- Developer: Apple Inc.
- Written in: Objective-C, Swift
- Operating system: iOS, iPadOS, tvOS
- Type: Software framework
- License: Proprietary
- Website: UIKit | Apple Developer

= UIKit =

Software development environment

UIKit is an application development environment and graphical user interface toolkit from Apple Inc. used to build apps for the iOS, iPadOS, watchOS, tvOS, and visionOS operating systems.

UIKit provides an abstraction layer of iOS, the operating system for the iPhone, iPod Touch, and iPad. UIKit is similar to AppKit from the macOS Cocoa API toolset, and it too is primarily written in the Objective-C language. UIKit allows the use of hardware and features that are not found in macOS computers and are thus unique to the iOS range of devices. Like AppKit, UIKit follows a Model–View–Controller (MVC) software architecture.

UIKit contains a different set of graphical control elements from AppKit. Tools for developing applications based on UIKit are included in the iOS SDK.

== UIKit in relation to other layers==
iOS, watchOS, and tvOS technologies can be seen as a set of layers, with UIKit at the highest level and the core operating system / kernel at the bottom.

A hierarchical view of the iOS, watchOS, and tvOS technologies can be shown as follows:
1. UIKit
2. Media / Application Services
3. Core Services
4. Core OS / iOS kernel

== Main features ==
Some of the main features and technologies of UIKit are:

- App Extension
- Data Management
- Handoff
- Document Picker
- AirDrop
- TextKit
- UIKit Dynamics
- Multitasking
- Auto Layout
- Storyboards
- UI State Preservation
- Apple Push Notification Service
- Local Notifications
- Gesture Recognisers
- Standard System View Controllers

== Main frameworks ==
UIKit provides the key frameworks for developing applications on devices running iOS, and is based atop Foundation Kit. Other frameworks built by Apple that complement AppKit are:

- GameKit
- MapKit
- Address Book UI
- EventKit UI
- Message UI
- Notification Center
- PushKit

== Ports ==
Microsoft's WinObjC, the GNUstep-based iOS bridge for the Universal Windows Platform, contains working implementations of frameworks such as Foundation, UIKit, and MapKit released under the MIT License. One of the UIKit implementations is based on XAML.

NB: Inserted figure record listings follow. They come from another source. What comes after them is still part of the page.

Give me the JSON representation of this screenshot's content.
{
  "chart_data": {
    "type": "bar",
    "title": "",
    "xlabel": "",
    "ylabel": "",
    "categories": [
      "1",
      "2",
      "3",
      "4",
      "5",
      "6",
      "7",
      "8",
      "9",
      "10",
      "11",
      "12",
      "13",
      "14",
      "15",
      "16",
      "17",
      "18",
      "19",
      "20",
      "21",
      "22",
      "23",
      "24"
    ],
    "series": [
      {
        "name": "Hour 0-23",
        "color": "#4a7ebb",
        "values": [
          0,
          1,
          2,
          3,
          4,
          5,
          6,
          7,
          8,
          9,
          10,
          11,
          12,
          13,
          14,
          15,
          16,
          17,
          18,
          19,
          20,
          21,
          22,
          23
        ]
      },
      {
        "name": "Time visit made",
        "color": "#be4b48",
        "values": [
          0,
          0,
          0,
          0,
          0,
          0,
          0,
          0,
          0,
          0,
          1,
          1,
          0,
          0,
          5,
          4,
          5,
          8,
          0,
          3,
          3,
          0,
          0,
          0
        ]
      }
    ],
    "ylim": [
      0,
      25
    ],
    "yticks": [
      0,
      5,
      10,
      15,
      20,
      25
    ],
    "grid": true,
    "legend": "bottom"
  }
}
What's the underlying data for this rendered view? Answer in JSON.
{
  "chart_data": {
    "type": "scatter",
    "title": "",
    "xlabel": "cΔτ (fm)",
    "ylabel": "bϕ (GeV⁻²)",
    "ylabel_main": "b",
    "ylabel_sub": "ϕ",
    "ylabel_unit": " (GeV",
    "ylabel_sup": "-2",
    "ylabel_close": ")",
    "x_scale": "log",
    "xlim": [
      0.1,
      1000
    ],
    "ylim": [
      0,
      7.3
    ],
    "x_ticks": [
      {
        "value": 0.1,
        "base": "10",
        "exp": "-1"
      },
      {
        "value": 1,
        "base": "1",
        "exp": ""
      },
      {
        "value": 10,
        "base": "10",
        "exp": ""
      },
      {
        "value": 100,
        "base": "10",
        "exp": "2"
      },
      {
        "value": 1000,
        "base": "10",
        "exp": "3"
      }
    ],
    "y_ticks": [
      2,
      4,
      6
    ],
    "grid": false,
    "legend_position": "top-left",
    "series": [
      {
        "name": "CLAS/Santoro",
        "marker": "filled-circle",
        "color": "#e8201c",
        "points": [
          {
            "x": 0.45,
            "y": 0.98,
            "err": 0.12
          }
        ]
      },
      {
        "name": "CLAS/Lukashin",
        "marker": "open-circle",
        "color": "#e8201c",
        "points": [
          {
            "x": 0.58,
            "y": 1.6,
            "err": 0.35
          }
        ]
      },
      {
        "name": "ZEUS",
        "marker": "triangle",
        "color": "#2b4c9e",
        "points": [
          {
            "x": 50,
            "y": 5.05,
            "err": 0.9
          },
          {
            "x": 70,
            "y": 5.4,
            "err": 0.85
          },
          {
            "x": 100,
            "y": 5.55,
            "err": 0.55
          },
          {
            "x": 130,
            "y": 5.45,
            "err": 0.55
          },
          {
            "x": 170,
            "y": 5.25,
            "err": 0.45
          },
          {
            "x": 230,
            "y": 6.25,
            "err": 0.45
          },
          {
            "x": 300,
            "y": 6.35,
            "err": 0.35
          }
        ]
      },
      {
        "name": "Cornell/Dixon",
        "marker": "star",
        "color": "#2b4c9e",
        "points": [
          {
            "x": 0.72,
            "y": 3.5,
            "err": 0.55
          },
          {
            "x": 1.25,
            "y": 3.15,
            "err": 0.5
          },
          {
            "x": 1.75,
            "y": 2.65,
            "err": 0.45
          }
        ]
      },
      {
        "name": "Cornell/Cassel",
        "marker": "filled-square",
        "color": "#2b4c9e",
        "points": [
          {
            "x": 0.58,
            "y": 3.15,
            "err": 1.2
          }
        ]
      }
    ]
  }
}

Various efforts have been made to bring UIKit to macOS. Some of them are listed as follows:
- Chameleon is a port of UIKit to macOS from 2014.
- ZeeZide's UXKit is a more recent port of UIKit to macOS. It exists a layer above AppKit and UIKit.
- Apple used a "UXKit" private framework for a 2015 version of Photos.app.
- Apple made the bridge more official with the "iosMac" or "Marzipan" project in 2018, which put an "iOSSupport" directory full of iOS frameworks in macOS Mojave. They were originally restricted from developer use and was finally made official with the release of Mac Catalyst in 2019.